Les menus sont alors copieux. Voici ce qui fut servi en 1643 au père Séraphin lors d'une prédication à Dijon (nous pensons d'ailleurs que ce vénérable ecclésiastique n'était pas seul à table) ; premier service : potages bisque et au lait d'amandes, une salade garnie de grenades et de citrons, un plat de lotte à la sauce, une tourte, une truite ; second service : un grand brochet à la « sose d'ailemagne », deux grandes perches, un plat d'olives, deux carpes au court-bouillon, des béatilles, un brochet en daube. Les entremets se composaient : d'une lotte frite, de cardons, de chou-fleur, de champignons, d'une douzaine d'oranges, d'une tourte d'écorce de citron. Enfin, le dessert comportait : un massepain, six poires de bon chrétien, trois plats de compote, un d'anis de Verdun ; il faut ajouter à ce festin deux miches de pain bourgeois et huit de gros pain, ainsi que deux bouteilles de vin. Il est bon, à la vérité, de noter qu'il s'agit là d'un repas maigre et somme toute assez simple. Les descriptions du temps nous prouvent que les grands seigneurs offraient à leurs invités des tables encore plus richement servies.
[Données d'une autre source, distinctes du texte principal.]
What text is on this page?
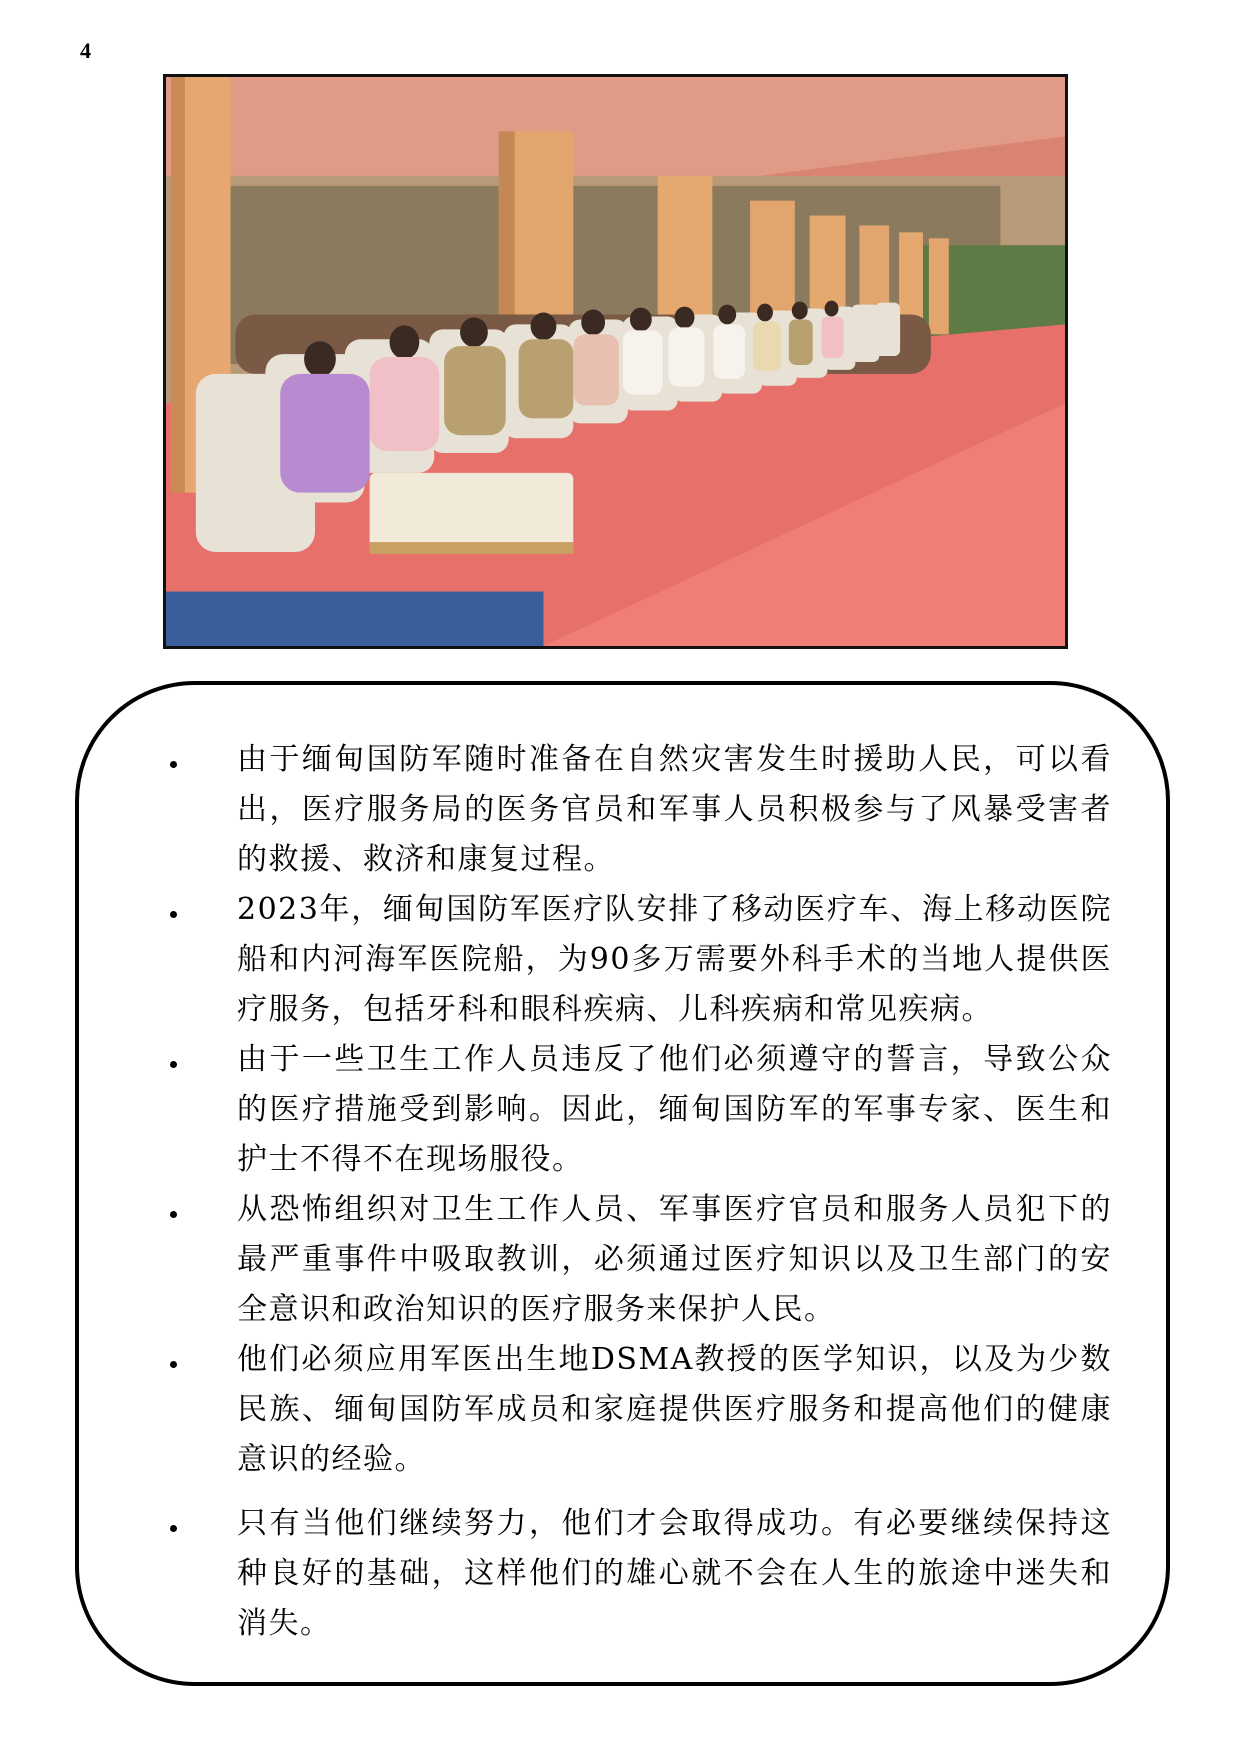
4
由于缅甸国防军随时准备在自然灾害发生时援助人民，可以看出，医疗服务局的医务官员和军事人员积极参与了风暴受害者的救援、救济和康复过程。
2023年，缅甸国防军医疗队安排了移动医疗车、海上移动医院船和内河海军医院船，为90多万需要外科手术的当地人提供医疗服务，包括牙科和眼科疾病、儿科疾病和常见疾病。
由于一些卫生工作人员违反了他们必须遵守的誓言，导致公众的医疗措施受到影响。因此，缅甸国防军的军事专家、医生和护士不得不在现场服役。
从恐怖组织对卫生工作人员、军事医疗官员和服务人员犯下的最严重事件中吸取教训，必须通过医疗知识以及卫生部门的安全意识和政治知识的医疗服务来保护人民。
他们必须应用军医出生地DSMA教授的医学知识，以及为少数民族、缅甸国防军成员和家庭提供医疗服务和提高他们的健康意识的经验。
只有当他们继续努力，他们才会取得成功。有必要继续保持这种良好的基础，这样他们的雄心就不会在人生的旅途中迷失和消失。
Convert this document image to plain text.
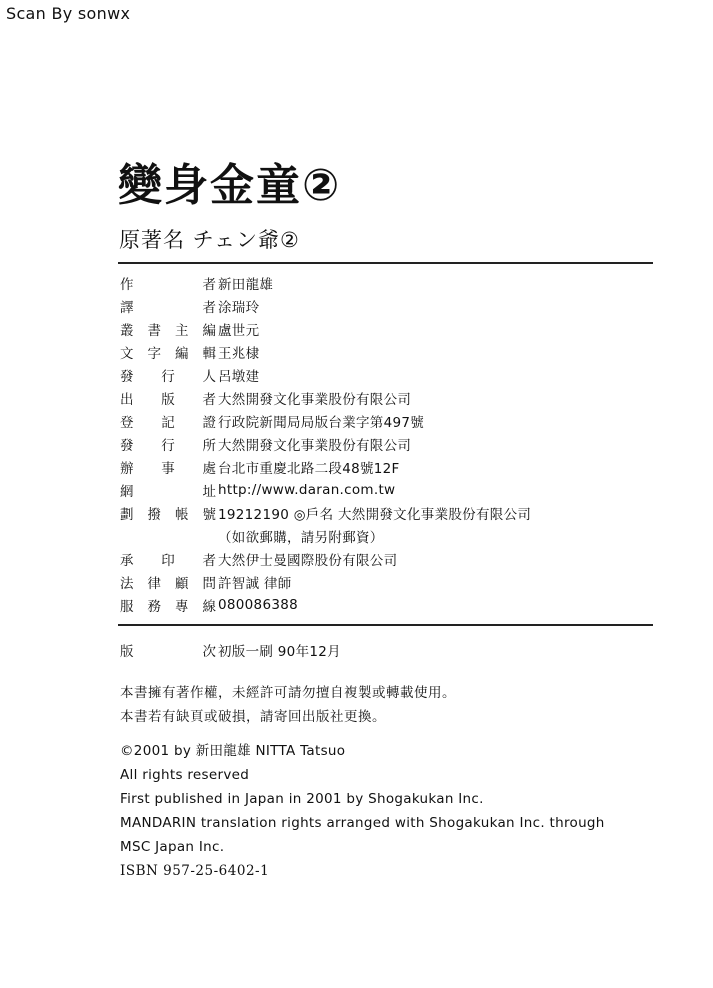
Scan By sonwx
變身金童②
原著名 チェン爺②
作　者 新田龍雄
譯　者 涂瑞玲
叢書主編 盧世元
文字編輯 王兆棣
發行人 呂墩建
出版者 大然開發文化事業股份有限公司
登記證 行政院新聞局局版台業字第497號
發行所 大然開發文化事業股份有限公司
辦事處 台北市重慶北路二段48號12F
網　址 http://www.daran.com.tw
劃撥帳號 19212190 ◎戶名 大然開發文化事業股份有限公司
（如欲郵購，請另附郵資）
承印者 大然伊士曼國際股份有限公司
法律顧問 許智誠 律師
服務專線 080086388
版　次 初版一刷 90年12月
本書擁有著作權，未經許可請勿擅自複製或轉載使用。
本書若有缺頁或破損，請寄回出版社更換。
©2001 by 新田龍雄 NITTA Tatsuo
All rights reserved
First published in Japan in 2001 by Shogakukan Inc.
MANDARIN translation rights arranged with Shogakukan Inc. through
MSC Japan Inc.
ISBN 957-25-6402-1
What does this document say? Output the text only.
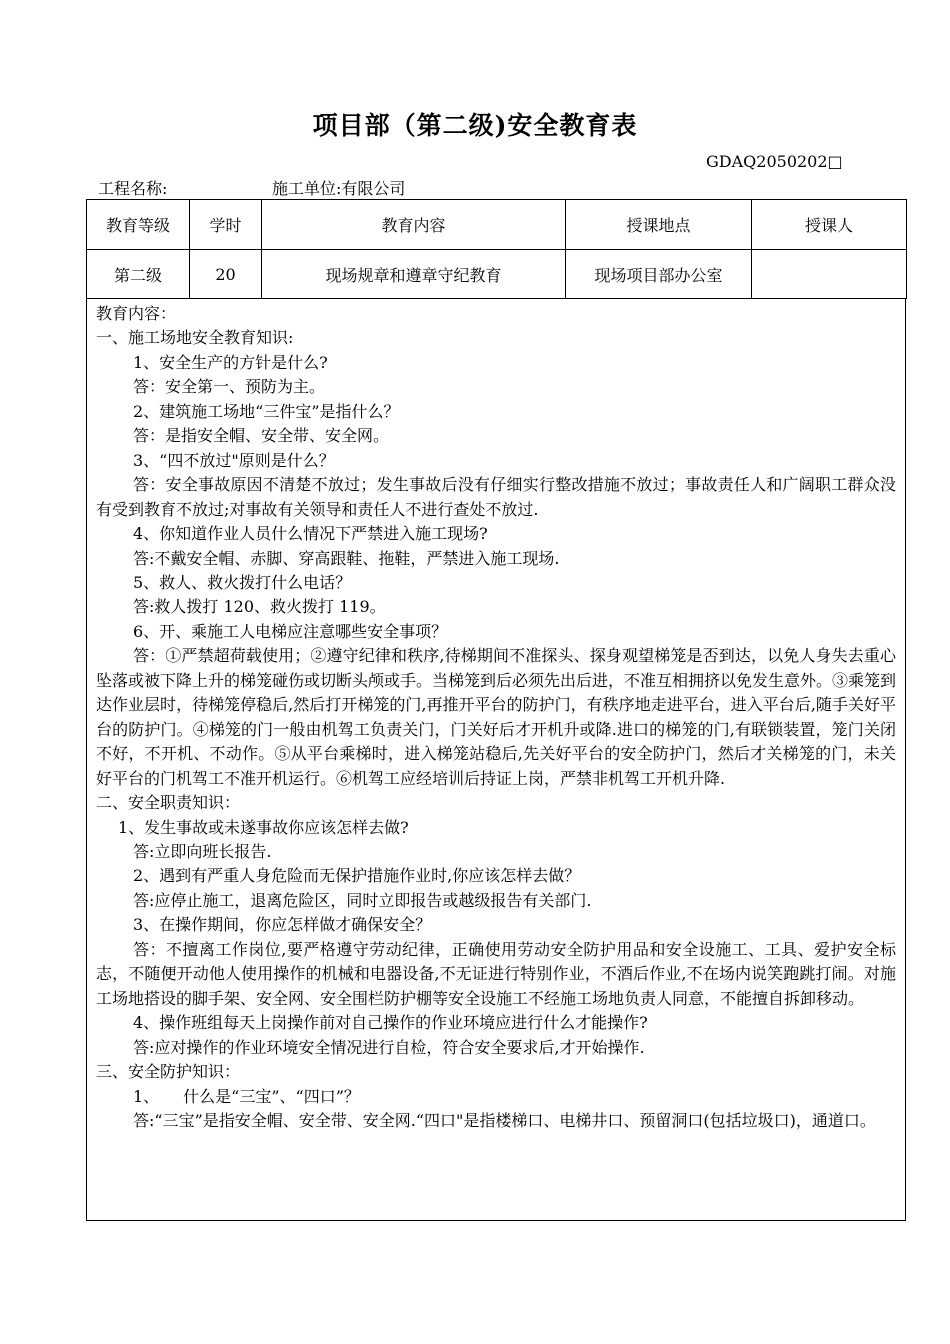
项目部（第二级)安全教育表
GDAQ2050202□
工程名称:	施工单位:有限公司
教育等级	学时	教育内容	授课地点	授课人
第二级	20	现场规章和遵章守纪教育	现场项目部办公室	

教育内容：

一、施工场地安全教育知识:

1、安全生产的方针是什么?

答：安全第一、预防为主。

2、建筑施工场地“三件宝”是指什么？

答：是指安全帽、安全带、安全网。

3、“四不放过"原则是什么？

答：安全事故原因不清楚不放过；发生事故后没有仔细实行整改措施不放过；事故责任人和广阔职工群众没有受到教育不放过;对事故有关领导和责任人不进行查处不放过.

4、你知道作业人员什么情况下严禁进入施工现场?

答:不戴安全帽、赤脚、穿高跟鞋、拖鞋，严禁进入施工现场.

5、救人、救火拨打什么电话？

答:救人拨打 120、救火拨打 119。

6、开、乘施工人电梯应注意哪些安全事项？

答：①严禁超荷载使用；②遵守纪律和秩序,待梯期间不准探头、探身观望梯笼是否到达，以免人身失去重心坠落或被下降上升的梯笼碰伤或切断头颅或手。当梯笼到后必须先出后进，不准互相拥挤以免发生意外。③乘笼到达作业层时，待梯笼停稳后,然后打开梯笼的门,再推开平台的防护门，有秩序地走进平台，进入平台后,随手关好平台的防护门。④梯笼的门一般由机驾工负责关门，门关好后才开机升或降.进口的梯笼的门,有联锁装置，笼门关闭不好，不开机、不动作。⑤从平台乘梯时，进入梯笼站稳后,先关好平台的安全防护门，然后才关梯笼的门，未关好平台的门机驾工不准开机运行。⑥机驾工应经培训后持证上岗，严禁非机驾工开机升降.

二、安全职责知识：

1、发生事故或未遂事故你应该怎样去做?

答:立即向班长报告.

2、遇到有严重人身危险而无保护措施作业时,你应该怎样去做？

答:应停止施工，退离危险区，同时立即报告或越级报告有关部门.

3、在操作期间，你应怎样做才确保安全？

答：不擅离工作岗位,要严格遵守劳动纪律，正确使用劳动安全防护用品和安全设施工、工具、爱护安全标志，不随便开动他人使用操作的机械和电器设备,不无证进行特别作业，不酒后作业,不在场内说笑跑跳打闹。对施工场地搭设的脚手架、安全网、安全围栏防护棚等安全设施工不经施工场地负责人同意，不能擅自拆卸移动。

4、操作班组每天上岗操作前对自己操作的作业环境应进行什么才能操作?

答:应对操作的作业环境安全情况进行自检，符合安全要求后,才开始操作.

三、安全防护知识：

1、　　什么是“三宝”、“四口”？

答:“三宝”是指安全帽、安全带、安全网.“四口"是指楼梯口、电梯井口、预留洞口(包括垃圾口)，通道口。
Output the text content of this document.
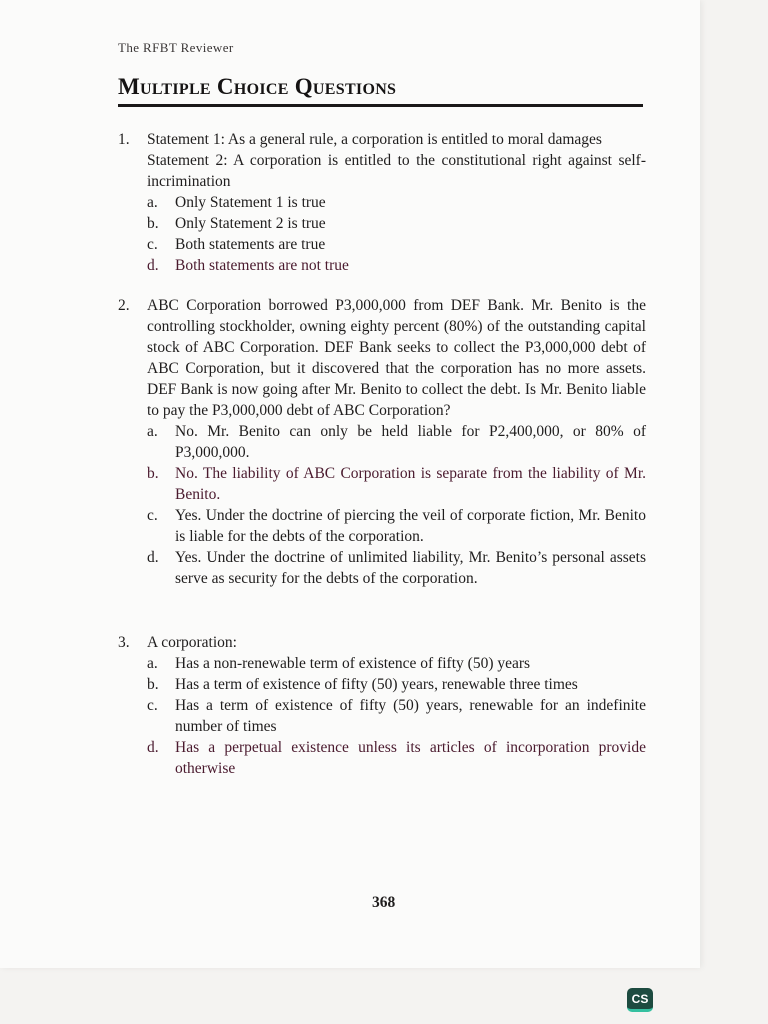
The RFBT Reviewer
Multiple Choice Questions
1.	Statement 1: As a general rule, a corporation is entitled to moral damages
Statement 2: A corporation is entitled to the constitutional right against self-incrimination
a. Only Statement 1 is true
b. Only Statement 2 is true
c. Both statements are true
d. Both statements are not true
2.	ABC Corporation borrowed P3,000,000 from DEF Bank. Mr. Benito is the controlling stockholder, owning eighty percent (80%) of the outstanding capital stock of ABC Corporation. DEF Bank seeks to collect the P3,000,000 debt of ABC Corporation, but it discovered that the corporation has no more assets. DEF Bank is now going after Mr. Benito to collect the debt. Is Mr. Benito liable to pay the P3,000,000 debt of ABC Corporation?
a. No. Mr. Benito can only be held liable for P2,400,000, or 80% of P3,000,000.
b. No. The liability of ABC Corporation is separate from the liability of Mr. Benito.
c. Yes. Under the doctrine of piercing the veil of corporate fiction, Mr. Benito is liable for the debts of the corporation.
d. Yes. Under the doctrine of unlimited liability, Mr. Benito’s personal assets serve as security for the debts of the corporation.
3.	A corporation:
a. Has a non-renewable term of existence of fifty (50) years
b. Has a term of existence of fifty (50) years, renewable three times
c. Has a term of existence of fifty (50) years, renewable for an indefinite number of times
d. Has a perpetual existence unless its articles of incorporation provide otherwise
368
CS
Certains princes étaient renommés pour le luxe de leur chère. En 1684, un rimeur inconnu, voulant célébrer la magnificence de Charles d'Albert, duc de Chaulnes, écrit :

En jours maigres comme en jours gras,
vive l'hostel de de Chaunes,
tous les jours des mets délicats,
des poissons longs d'une aune.
Après le Bénédicité,
en vous mettant à table
honorons M. Honoré
(le maître d'hôtel),
car il est honorable.

Espérons toutefois que les sauces de cet Honoré étaient meilleures que ces vers. Ajoutons que ces festins étaient largement arrosés de vins, dont certains ne sont plus connus de nos jours ou même ont totalement disparu.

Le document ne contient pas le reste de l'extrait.